作者
Georg Steiner,Martin Newman,Doris Paikl,Ursula Stix,Nima Memaran,Chung Lee,Michael Marberger
摘要
Abstract INTRODUCTION AND OBJECTIVES To investigate factors involved in inflammation of the prostate besides IL‐15, we screened prostatic cells and tissues for IL‐17 and IL‐17 receptor expression. METHODS Normal prostate (n = 1), BPH (n = 19), and carcinoma (CaP, n = 12) specimens were screened for IL‐17, IL‐17 receptor, CD45, IL‐6, and IL‐8 mRNA expression.

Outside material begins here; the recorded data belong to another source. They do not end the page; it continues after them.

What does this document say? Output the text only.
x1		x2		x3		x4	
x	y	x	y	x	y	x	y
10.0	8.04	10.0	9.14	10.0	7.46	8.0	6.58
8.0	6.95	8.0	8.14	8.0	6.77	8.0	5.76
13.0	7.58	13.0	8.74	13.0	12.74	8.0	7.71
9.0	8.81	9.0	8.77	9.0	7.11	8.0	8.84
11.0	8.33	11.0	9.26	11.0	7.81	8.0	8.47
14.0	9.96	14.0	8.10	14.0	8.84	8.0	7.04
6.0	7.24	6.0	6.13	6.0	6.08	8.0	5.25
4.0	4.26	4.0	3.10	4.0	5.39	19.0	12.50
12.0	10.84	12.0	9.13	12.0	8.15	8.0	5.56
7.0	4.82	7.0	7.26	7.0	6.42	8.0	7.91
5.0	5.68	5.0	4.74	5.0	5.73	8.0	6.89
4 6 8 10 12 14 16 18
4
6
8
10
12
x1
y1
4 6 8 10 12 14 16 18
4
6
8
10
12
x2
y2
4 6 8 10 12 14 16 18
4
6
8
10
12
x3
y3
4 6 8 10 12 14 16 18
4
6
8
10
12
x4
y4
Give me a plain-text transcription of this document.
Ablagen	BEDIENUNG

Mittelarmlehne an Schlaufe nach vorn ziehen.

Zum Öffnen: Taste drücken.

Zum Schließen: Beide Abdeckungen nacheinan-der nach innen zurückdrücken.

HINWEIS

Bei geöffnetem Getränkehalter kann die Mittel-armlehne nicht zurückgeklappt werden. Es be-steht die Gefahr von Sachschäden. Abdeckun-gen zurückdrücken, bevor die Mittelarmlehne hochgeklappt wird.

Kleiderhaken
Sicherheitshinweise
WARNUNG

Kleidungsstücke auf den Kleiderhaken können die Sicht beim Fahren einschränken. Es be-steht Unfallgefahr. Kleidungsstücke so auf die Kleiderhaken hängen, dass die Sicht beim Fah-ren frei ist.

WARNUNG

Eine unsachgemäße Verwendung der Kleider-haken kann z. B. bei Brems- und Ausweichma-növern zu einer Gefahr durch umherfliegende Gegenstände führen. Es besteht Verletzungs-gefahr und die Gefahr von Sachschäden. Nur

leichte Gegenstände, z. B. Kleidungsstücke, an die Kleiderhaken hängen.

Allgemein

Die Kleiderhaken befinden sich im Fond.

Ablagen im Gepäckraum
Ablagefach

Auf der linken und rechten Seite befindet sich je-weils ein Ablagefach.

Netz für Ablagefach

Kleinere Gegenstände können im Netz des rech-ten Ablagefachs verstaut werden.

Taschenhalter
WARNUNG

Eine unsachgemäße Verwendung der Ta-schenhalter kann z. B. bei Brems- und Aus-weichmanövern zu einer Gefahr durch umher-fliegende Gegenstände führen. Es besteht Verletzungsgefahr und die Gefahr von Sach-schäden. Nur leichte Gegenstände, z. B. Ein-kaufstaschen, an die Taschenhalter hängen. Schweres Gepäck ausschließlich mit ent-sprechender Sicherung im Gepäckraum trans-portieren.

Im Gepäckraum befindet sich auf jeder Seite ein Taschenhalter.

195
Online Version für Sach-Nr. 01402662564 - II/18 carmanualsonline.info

The carcinoma cell lines DU145, PC3, LNCaP, and BPH‐epithelial (EC), stromal cell (SC) preparations, and BPH‐T‐cell lines were analyzed for IL‐17 production by RT‐PCR and ELISA. The effect of IL‐17 on IL‐6, IL‐8, TGF‐β1, and fibroblast growth factor (FGF‐2) mRNA expression and/or release of SC was analyzed using real‐time PCR and/or ELISA. Immunohistochemistry was used to localize both IL‐17 and IL‐17 receptor. RESULTS In the normal prostate, IL‐17 expression was very weak and restricted to lymphocytes. In 79% of BPH and 58% of CaP specimens, IL‐17 mRNA and protein expression was increased. IL‐17 mRNA expression could be shown for activated BPH‐T‐cells and to some extend for BPH‐EC. Expression of IL‐17 receptor was ubiquitous. Release of IL‐17 was shown only for activated BPH‐T‐cells. IL‐17 stimulated expression of IL‐6 (13‐fold) and IL‐8 (26‐fold) by prostatic BPH‐SC. In situ, however, the amount of IL‐17mRNA in BPH‐tissue did not correlate with the amount of IL‐6 and IL‐8 mRNA. In CaP tissue, significant correlation was found only between the amount of IL‐6 and IL‐8 mRNA. CONCLUSIONS Activated BPH‐T‐cells abundantly express IL‐17. The increase of IL‐17 in BPH‐tissues goes hand in hand with elevated levels of IL‐15, a pro‐inflammatory cytokine with T‐cell growth factor properties. A clinical relevance of increased IL‐17 expression under pathological conditions is suggested by the demonstration of significant upregulation of IL‐6 and IL‐8 production of prostatic SC by IL‐17. Prostate 56: 171–182, 2003. © 2003 Wiley‐Liss, Inc.